Dos de los tíos de Joseph, los mayores de los cuatro hermanos Rocchino, abandonaron el pueblo a final de febrero de 1920 para aceptar el empleo que se les había ofrecido en la fábrica de amianto Keasbey & Mattison de Pensilvania. Joseph había acompañado a su madre y a otros parientes a despedir a los dos hombres. Era una mañana terriblemente fría, pero los hermanos Rocchino llevaban los mismos trajes ligeros de lino americano y sombreros canotier que habían llevado al volver a Maida en respuesta a la llamada a filas. Ahora, mientras decían adiós con la mano desde la ventanilla del tren que avanzaba lentamente hacia Nápoles, parecían dos despreocupados turistas que emprenden una gran aventura. Joseph, que por entonces tenía dieciséis años, los observaba desde el andén deseando irse con ellos.

Sin embargo, tres meses más tarde fue él mismo quien se marchó. Su madre lo acompañó a la estación, junto con sus abuelos, sus hermanos menores y otros parientes de las dos ramas de la familia. Domenico e Ippolita permanecían del brazo, separados un metro de los demás en el andén; eran más reservados e iban mejor vestidos que los extrovertidos abuelos de la rama de los Rocchino: su tío por parte de madre, que llevaba una pelliza de piel de borrego, y las dos primas viudas de esta, cubiertas con un velo y con dientes de oro. La tía Maria se había quedado en casa cuidando de Sebastian. Por la mañana, Joseph se había acercado a la cama de su hermano, pero este apenas le había susurrado unas palabras ininteligibles y no pareció comprender que Joseph se estaba despidiendo. El menor de los Talese, Domenico, que tenía seis años, había estado llorando, decepcionado por no poder viajar en tren; y ahora, en el andén, se sentaba mohíno sobre la maleta de Joseph, agarrando firmemente el asa con la mano derecha. Aquella vieja maleta había pertenecido a su padre, y todavía mostraba a ambos lados los restos de las pegatinas del vapor americano. Detrás de la maleta se encontraban la hermana de Joseph, Ippolita, de once años, y su hermano de catorce, Nicola, que miraba a Joseph sin decir nada.

—No te olvidarás de nosotros, ¿verdad? —preguntó la madre de Joseph.
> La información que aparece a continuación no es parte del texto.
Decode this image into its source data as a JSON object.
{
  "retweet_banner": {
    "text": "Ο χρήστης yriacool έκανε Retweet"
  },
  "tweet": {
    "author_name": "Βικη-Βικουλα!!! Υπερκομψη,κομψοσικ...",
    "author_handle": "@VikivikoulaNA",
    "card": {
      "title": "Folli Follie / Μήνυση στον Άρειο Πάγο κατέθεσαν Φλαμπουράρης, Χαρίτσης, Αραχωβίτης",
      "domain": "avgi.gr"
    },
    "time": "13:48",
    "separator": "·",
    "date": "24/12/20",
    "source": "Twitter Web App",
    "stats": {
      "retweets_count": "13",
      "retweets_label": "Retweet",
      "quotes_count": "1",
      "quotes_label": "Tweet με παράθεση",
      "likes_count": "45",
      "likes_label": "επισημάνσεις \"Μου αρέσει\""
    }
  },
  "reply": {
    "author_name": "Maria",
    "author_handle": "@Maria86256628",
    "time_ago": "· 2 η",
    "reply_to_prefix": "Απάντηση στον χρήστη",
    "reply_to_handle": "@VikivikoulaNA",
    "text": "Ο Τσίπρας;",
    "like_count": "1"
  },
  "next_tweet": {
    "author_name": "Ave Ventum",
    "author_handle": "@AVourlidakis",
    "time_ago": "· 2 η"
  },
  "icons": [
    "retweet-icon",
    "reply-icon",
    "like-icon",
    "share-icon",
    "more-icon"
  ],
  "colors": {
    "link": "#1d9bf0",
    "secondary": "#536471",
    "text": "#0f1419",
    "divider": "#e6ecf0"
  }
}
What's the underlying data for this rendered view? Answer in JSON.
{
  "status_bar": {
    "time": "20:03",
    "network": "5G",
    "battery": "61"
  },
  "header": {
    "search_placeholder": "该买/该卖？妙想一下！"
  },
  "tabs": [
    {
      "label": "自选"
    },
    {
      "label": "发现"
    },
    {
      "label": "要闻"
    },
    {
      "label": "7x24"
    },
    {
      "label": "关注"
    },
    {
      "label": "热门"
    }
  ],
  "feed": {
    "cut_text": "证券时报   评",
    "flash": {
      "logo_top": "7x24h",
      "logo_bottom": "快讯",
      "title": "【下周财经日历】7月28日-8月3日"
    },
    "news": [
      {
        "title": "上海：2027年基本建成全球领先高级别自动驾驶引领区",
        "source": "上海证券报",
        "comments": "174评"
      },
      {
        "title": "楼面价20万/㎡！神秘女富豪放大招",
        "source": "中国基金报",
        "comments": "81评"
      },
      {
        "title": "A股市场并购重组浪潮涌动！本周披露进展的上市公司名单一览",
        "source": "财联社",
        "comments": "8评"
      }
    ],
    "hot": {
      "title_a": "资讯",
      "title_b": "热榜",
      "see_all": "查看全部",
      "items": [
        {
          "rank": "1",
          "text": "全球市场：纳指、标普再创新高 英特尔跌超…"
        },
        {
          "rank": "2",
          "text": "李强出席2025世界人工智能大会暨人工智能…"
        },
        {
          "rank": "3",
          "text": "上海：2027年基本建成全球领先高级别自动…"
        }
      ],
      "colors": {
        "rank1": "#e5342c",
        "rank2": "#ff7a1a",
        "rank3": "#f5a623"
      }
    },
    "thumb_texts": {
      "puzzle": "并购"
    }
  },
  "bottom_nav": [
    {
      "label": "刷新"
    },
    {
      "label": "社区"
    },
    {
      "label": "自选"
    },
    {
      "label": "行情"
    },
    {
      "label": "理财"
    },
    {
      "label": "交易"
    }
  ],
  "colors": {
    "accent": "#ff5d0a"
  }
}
Joseph negó con la cabeza. Se sentía incómodo al ser el centro de todas aquellas miradas, y estaba impaciente por subir al tren. Llevaba el nuevo abrigo marrón y el sombrero a juego que su tío Francesco le había confeccionado y entregado esa misma mañana de camino a la tienda. Alrededor de la cintura, por dentro de los pantalones, Joseph se había atado una bolsa de dinero que contenía el dólar americano que su padre le había dado, además de quinientos dólares en liras que le habían prestado los tíos Rocchino que se habían marchado a América. Le habían dicho a Joseph que podía vivir con ellos en Ambler si las cosas no funcionaban en París. A Joseph le había alegrado oírlo, pues los bombardeos de París, de los que el anciano Cristiani hablaba tan a menudo cuando se preocupaba por Antonio, habían hecho que la ciudad perdiera parte de su atractivo; como resultado, ahora Joseph se mostraba receptivo al afecto que su padre tenía por América. Pero Marian esperaba que su hijo regresara a Maida en cuestión de meses. Ese viaje en tren a París solo tenía que ser una visita de verano en la que Joseph decidiría si le gustaba la ciudad lo suficiente como para querer vivir en ella.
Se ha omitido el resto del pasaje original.